Joshua Weilerstein © BBC | Chris Christodoulou
Joshua Weilerstein
© BBC | Chris Christodoulou

Though the terse cluster chord that opens Rebel’s dance suite lacked the full, terrifying punch that one would have hoped for – most likely due to the diminished size of the ensemble for the piece in conjunction with the cavernous size of the hall – the string section nevertheless attacked the dissonances with as much energy as was available. Joshua Weilerstein set an appropriately luxuriant tempo, allowing those harsh discords to ring out and accurately relay Rebel’s picture of a world without form. As the piece moved out of the chaotic confusion of the elements into the creation of the material universe, each section was allowed time to unfold, the woodwinds cutting nicely through the stormy textures of the strings throughout the Water and Air sections. 

While Rebel takes chaos as a starting point before moving to a more enlightened sound world, Pascal Dusapin’s work stews in its own juices, offering no such hope of logic and order. At the opening of the piece, Alisa Weilerstein’s cello traded blows with the bass clarinet on an austere drone, their textures intertwining to blend in and out of focus with each other as the orchestra increasingly glowered in the background. With cracking woodblocks and moody textures, the opening section had a strangely filmic soundscape, bringing to mind Ennio Morricone at his most experimental – that is, Ennio Morricone if he was composing for a film about the end of the world. As the piece moved on there was little sense of movement or development, only fluctuation in the thickness of texture, the freneticism of playing, and the general anxiety levels. Stasis is Dusapin’s game here, and it was a dark thrill to hear the slowly crawling melodic lines in the strings being inexorably weighed down by an anchoring pedal note – anyone who has experienced the music of drone metal acts like Sunn O))) will know this aesthetic well. Like the opening of “Le Cahos”, Outscape presents a world without order or meaning. The difference is that Dusapin, like any good modernist, asserts that there is no way out, and his piece consequently feels like it is revelling in its own primordial sludge. My only quibble would be that Weilerstein’s cello – at turns elegantly lethargic and disarmingly frenetic – was occasionally drowned out during the tutti sections, her intricate runs sometimes becoming lost in the orchestra’s thick gloam. A small setback in what was to all extents and purposes a wonderful exercise in sustained angst.

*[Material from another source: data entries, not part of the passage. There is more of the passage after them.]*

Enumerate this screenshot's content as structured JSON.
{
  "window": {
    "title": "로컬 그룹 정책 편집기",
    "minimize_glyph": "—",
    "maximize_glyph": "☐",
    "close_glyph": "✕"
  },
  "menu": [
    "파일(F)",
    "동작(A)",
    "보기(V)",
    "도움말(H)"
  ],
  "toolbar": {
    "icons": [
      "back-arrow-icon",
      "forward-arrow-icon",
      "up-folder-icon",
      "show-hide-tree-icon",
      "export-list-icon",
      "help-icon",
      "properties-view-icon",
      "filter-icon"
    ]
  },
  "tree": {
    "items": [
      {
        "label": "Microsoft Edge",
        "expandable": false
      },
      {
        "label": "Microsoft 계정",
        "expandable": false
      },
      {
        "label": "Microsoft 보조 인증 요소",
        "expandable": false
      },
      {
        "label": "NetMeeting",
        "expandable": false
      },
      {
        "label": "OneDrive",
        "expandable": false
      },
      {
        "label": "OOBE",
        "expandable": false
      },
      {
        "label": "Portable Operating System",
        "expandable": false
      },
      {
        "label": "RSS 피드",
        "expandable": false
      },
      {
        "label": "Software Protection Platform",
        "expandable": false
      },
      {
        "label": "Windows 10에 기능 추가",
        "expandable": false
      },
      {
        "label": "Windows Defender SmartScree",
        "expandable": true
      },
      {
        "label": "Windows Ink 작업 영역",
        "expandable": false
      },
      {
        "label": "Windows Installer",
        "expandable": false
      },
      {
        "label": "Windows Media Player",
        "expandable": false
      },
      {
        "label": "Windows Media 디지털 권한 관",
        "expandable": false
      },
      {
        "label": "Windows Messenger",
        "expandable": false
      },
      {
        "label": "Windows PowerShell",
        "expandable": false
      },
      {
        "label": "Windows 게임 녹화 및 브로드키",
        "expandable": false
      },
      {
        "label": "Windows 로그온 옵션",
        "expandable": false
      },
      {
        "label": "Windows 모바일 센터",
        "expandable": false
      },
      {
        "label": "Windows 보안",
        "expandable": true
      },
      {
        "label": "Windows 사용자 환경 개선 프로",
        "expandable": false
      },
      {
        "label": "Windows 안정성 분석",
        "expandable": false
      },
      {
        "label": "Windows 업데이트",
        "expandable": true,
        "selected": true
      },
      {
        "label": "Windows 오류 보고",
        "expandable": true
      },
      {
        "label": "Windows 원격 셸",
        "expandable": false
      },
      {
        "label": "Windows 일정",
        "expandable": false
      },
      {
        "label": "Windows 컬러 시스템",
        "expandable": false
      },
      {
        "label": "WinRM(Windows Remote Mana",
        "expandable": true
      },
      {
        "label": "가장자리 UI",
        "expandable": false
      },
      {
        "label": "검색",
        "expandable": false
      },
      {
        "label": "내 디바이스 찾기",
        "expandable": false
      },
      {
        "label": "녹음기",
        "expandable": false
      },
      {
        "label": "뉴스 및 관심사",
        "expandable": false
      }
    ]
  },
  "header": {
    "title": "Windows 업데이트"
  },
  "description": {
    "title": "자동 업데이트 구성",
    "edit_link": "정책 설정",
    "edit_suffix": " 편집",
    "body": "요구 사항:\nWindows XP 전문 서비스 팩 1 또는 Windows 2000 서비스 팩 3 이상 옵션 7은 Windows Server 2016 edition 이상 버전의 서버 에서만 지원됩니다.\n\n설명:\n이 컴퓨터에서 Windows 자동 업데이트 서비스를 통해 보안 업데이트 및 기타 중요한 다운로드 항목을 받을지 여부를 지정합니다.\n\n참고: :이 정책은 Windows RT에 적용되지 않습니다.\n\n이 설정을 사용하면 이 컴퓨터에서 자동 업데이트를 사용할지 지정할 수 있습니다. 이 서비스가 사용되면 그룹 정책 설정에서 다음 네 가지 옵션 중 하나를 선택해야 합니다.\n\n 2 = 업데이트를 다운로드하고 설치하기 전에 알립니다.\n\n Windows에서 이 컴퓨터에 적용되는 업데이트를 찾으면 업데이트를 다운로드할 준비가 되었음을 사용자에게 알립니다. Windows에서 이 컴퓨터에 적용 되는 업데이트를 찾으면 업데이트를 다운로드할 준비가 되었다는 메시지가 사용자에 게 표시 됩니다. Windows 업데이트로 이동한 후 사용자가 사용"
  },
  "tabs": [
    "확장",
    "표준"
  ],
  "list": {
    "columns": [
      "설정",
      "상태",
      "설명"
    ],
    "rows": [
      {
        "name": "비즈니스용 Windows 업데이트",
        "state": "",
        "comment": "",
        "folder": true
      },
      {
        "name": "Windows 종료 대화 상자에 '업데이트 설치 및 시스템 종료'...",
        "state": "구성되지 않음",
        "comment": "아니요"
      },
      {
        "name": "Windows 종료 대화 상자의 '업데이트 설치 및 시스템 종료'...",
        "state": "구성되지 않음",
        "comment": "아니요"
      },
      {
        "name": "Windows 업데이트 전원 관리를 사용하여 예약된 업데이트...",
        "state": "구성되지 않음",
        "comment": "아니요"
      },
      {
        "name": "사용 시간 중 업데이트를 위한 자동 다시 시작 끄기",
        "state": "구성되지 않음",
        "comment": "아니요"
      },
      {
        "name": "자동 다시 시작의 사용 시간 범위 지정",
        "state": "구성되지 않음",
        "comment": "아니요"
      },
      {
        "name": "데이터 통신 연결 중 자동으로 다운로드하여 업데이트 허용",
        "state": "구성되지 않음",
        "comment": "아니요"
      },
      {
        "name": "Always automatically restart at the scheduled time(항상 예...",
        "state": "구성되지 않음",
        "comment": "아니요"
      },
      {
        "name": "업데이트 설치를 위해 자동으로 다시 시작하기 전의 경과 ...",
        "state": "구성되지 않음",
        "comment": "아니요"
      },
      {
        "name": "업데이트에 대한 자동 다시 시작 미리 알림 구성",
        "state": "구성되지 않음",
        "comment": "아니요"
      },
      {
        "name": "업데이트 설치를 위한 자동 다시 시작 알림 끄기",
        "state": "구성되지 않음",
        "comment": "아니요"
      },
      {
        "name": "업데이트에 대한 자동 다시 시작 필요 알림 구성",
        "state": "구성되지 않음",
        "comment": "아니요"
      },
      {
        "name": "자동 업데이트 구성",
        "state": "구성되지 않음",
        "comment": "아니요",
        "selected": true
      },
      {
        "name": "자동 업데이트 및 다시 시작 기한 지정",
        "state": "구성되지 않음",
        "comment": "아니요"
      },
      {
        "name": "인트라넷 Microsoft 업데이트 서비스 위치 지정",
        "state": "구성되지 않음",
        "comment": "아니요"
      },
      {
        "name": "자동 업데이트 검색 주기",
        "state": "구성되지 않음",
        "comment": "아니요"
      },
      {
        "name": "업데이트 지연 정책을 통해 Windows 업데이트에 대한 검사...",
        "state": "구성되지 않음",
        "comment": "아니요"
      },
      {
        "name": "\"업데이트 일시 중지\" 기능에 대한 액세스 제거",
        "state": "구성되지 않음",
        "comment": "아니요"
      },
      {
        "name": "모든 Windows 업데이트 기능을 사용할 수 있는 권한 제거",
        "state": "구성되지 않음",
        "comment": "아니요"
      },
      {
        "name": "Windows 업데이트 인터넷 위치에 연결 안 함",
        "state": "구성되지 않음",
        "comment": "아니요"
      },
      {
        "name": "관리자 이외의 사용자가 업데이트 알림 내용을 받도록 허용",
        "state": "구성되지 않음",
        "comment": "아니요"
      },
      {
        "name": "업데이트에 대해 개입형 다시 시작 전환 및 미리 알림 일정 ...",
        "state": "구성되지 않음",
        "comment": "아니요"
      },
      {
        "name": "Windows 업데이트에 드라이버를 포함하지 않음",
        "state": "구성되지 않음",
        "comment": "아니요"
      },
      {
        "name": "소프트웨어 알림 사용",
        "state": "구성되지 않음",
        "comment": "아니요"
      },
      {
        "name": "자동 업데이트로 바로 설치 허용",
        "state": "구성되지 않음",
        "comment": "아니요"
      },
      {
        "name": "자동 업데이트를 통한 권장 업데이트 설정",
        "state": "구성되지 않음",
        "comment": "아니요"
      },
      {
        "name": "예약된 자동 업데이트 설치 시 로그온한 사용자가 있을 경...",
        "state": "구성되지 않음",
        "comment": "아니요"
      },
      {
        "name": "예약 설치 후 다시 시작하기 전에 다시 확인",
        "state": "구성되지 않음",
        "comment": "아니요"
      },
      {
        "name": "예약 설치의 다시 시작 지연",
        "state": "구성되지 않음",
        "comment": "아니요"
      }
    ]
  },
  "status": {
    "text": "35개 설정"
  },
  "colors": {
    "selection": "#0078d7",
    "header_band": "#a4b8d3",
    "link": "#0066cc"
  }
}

Joshua Weilerstein and Alisa Weilerstein perform Bartók as an encore © BBC | Chris Christodoulou
Joshua Weilerstein and Alisa Weilerstein perform Bartók as an encore
© BBC | Chris Christodoulou

After a brief duo encore of Bartók’s Transylvanian Dance – with the Weilerstein siblings on cello and violin – came Berlioz’s celebrated trip into madness and delusion. After the stark, apocalyptic sound world of Dusapin, this work of classic Romanticism was always going to sound slightly lightweight in comparison. However, both conductor and orchestra ensured that maximum impact was achieved by taking dynamic extremes at their word, committing fully to both the elegant pianissimos and the crashing forte sections. Occasionally it felt like fatigue had set in – the brass sounded slightly tentative in the “March to the Scaffold”, but a minor setback in a spirited interpretation that did the work’s Gothic drama justice. Particularly enjoyable was the way in which the harps meshed with the strings during the swirling second movement waltz.

Whether drawing out the dissonances of Baroque works, delving into the drama of Romanticism or revelling in the stasis of modernist anxiety, Joshua Weilerstein and the BBCSO proved that when needed, they can lay it on thick, in the best possible way.